Wow. OK! I finally get it. It has taken years and years for the pattern to emerge, but it is clear now that when you put 50 Cent in your movie, it will definitely come out as something else. Because clearly this is not a movie. At all. I’m not entirely sure WHAT this is, but I know what movies are and this isn’t one of them. It’s like, a video project? Or maybe just a joke? When you try to buy a ticket to this, the movie theater shouts “GOTCHA!” But we have seen this before! Take a look at the Gun trailer. Look at the Things Fall Apart trailer. Look at the Before I Self Destruct trailer. None of those are movies! But they all have this same weird quality, as if someone HEARD ABOUT MOVIES and decided to try and make one. Haha. Cast 50 Cent in your next joke!

Comments (32)
  1. Somebody Setup us the bomb.

  2. Um the logo for “Hannibal Classics” is basically a swastika?

  3. I’m worried about Ashton Kutcher’s dad, you guys.

  4. “God has left Detroit” implies that God was ever in Detroit, if God is in Detroit he’s not doing a very good job

  5. Bruce Willis: Who set us up?
    50 Cent: Shrrmble hmhmm mmmph!
    Bruce Willis: No way, man! No fucking way! No way he’d turn on us like that! Why?!
    50 Cent: Frrmmbble mmmmpp bbbrmm, bbrrrmm mmmmppp.
    Bruce Willis: The fuck did you just say?
    50 Cent: Bbrrrmm mmmmppp. Bbrrrmm mmmmppp!
    Bruce Willis: That’s what I thought. Dammit!

  6. This is so bizarre. It’s got actors and stuff in it, but because of 50 Cent’s presence, it’s feel like NOT a movie or something. Like, 50 Cent has a crappy movie aura that effects cameras and filming equipment, making them film terribly; if 50 Cent were to move out of range of the cameras, they would switch back to making this look like a legitimate movie.

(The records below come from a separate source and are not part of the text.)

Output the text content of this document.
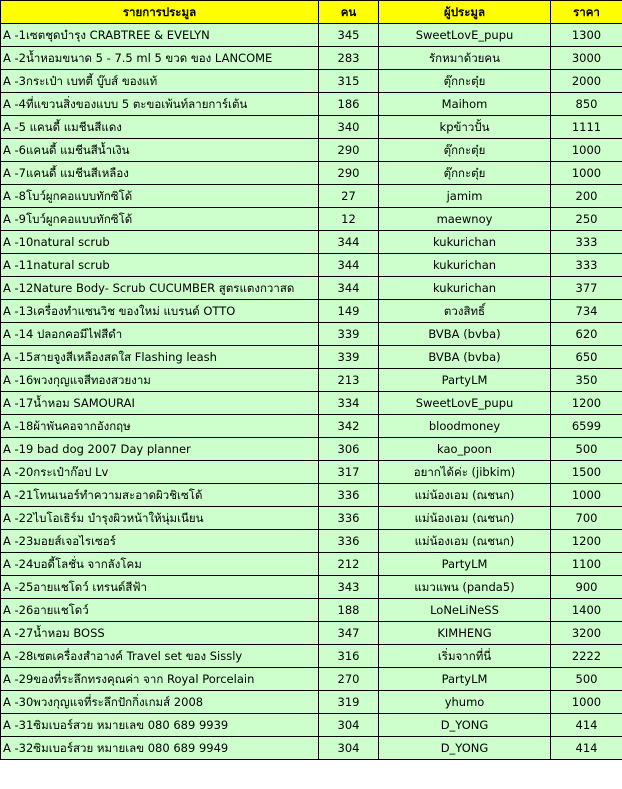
รายการประมูล	คน	ผู้ประมูล	ราคา
A -1เซตชุดบำรุง CRABTREE & EVELYN	345	SweetLovE_pupu	1300
A -2น้ำหอมขนาด 5 - 7.5 ml 5 ขวด ของ LANCOME	283	รักหมาด้วยคน	3000
A -3กระเป๋า เบทตี้ บู๊บส์ ของแท้	315	ตุ๊กกะตุ๋ย	2000
A -4ที่แขวนสิ่งของแบบ 5 ตะขอเพ้นท์ลายการ์เต้น	186	Maihom	850
A -5 แคนดี้ แมชีนสีแดง	340	kpข้าวปั้น	1111
A -6แคนดี้ แมชีนสีน้ำเงิน	290	ตุ๊กกะตุ๋ย	1000
A -7แคนดี้ แมชีนสีเหลือง	290	ตุ๊กกะตุ๋ย	1000
A -8โบว์ผูกคอแบบทักซิโด้	27	jamim	200
A -9โบว์ผูกคอแบบทักซิโด้	12	maewnoy	250
A -10natural scrub	344	kukurichan	333
A -11natural scrub	344	kukurichan	333
A -12Nature Body- Scrub CUCUMBER สูตรแตงกวาสด	344	kukurichan	377
A -13เครื่องทำแซนวิช ของใหม่ แบรนด์ OTTO	149	ตวงสิทธิ์	734
A -14 ปลอกคอมีไฟสีดำ	339	BVBA (bvba)	620
A -15สายจูงสีเหลืองสดใส Flashing leash	339	BVBA (bvba)	650
A -16พวงกุญแจสีทองสวยงาม	213	PartyLM	350
A -17น้ำหอม SAMOURAI	334	SweetLovE_pupu	1200
A -18ผ้าพันคอจากอังกฤษ	342	bloodmoney	6599
A -19 bad dog 2007 Day planner	306	kao_poon	500
A -20กระเป๋าก๊อป Lv	317	อยากได้ค่ะ (jibkim)	1500
A -21โทนเนอร์ทำความสะอาดผิวชิเซโด้	336	แม่น้องเอม (ณชนก)	1000
A -22ไบโอเธิร์ม บำรุงผิวหน้าให้นุ่มเนียน	336	แม่น้องเอม (ณชนก)	700
A -23มอยส์เจอไรเซอร์	336	แม่น้องเอม (ณชนก)	1200
A -24บอดี้โลชั่น จากลังโคม	212	PartyLM	1100
A -25อายแชโดว์ เทรนด์สีฟ้า	343	แมวแพน (panda5)	900
A -26อายแชโดว์	188	LoNeLiNeSS	1400
A -27น้ำหอม BOSS	347	KIMHENG	3200
A -28เซตเครื่องสำอางค์ Travel set ของ Sissly	316	เริ่มจากที่นี่	2222
A -29ของที่ระลึกทรงคุณค่า จาก Royal Porcelain	270	PartyLM	500
A -30พวงกุญแจที่ระลึกปักกิ่งเกมส์ 2008	319	yhumo	1000
A -31ซิมเบอร์สวย หมายเลข 080 689 9939	304	D_YONG	414
A -32ซิมเบอร์สวย หมายเลข 080 689 9949	304	D_YONG	414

  7. Also, I didn’t know the Phantom of the Office had (not dead) relatives!

  8. She said “you know I don’t be datin’ rappers”
    I said I got my SAG card, baby I’m an actor.

    For real though, for someone who’s job it is to articulate words, 50 sure is a mumbler.

  9. 50 Cent is like some animatronic approximation of acting. If you stuck him in the Hall of Presidents in Disneyworld, he would seem really smooth and charismatic. But next to real people, it’s clear that he can never know love because he’s not a real boy.

  10. 50 Cent should take a cue from Dwayne “The Rock” Johnson, and take a stage name that people will take more seriously. I’d be much more likely to watch “Setup, starring Four Bits.”

  11. Whatever, Hollywood! Just you wait! One of these days, Cuirtis Jickson will make good!

  12. 50 cent’s best acting:

  13. At the 1:15 mark, the other actor slowly realizes he is acting beside a rapper known as “50 Cent” in a feature-length film.

    • Correction: He realizes he is acting in his SECOND feature-length film beside a rapper known as “50 Cent”. I’m worried about James Remar, you guys.

  14. I know this looks terrible, but I just keep thinking, “THAT’S WHERE I LIVE!” while watching this thing.

  15. After the critical acclaim achieved with Tracy Morgan in Cop Out, this was logically Bruce Willis’ masterstroke next move.

  16. Even the editing with the cast at the end of the trailer looks weird and amateurish. It’s like they did it in MS Paint and could only use rectangular cutting and pasting.

  17. Ryan Phillippe? Yeah, I’d hit that, but I am still mad at him for cheating on Reese Witherspoon. I love her.

  18. SHOULDA GOT DIDDY MOTHERFUCKER!

  19. “Did you know some actors turn down roles?” – what should be more people not between ferns.

  20. I called ahead to the ticket booth, and although no tickets for The Setup have gone on sale yet, I was assured there would be plenty available.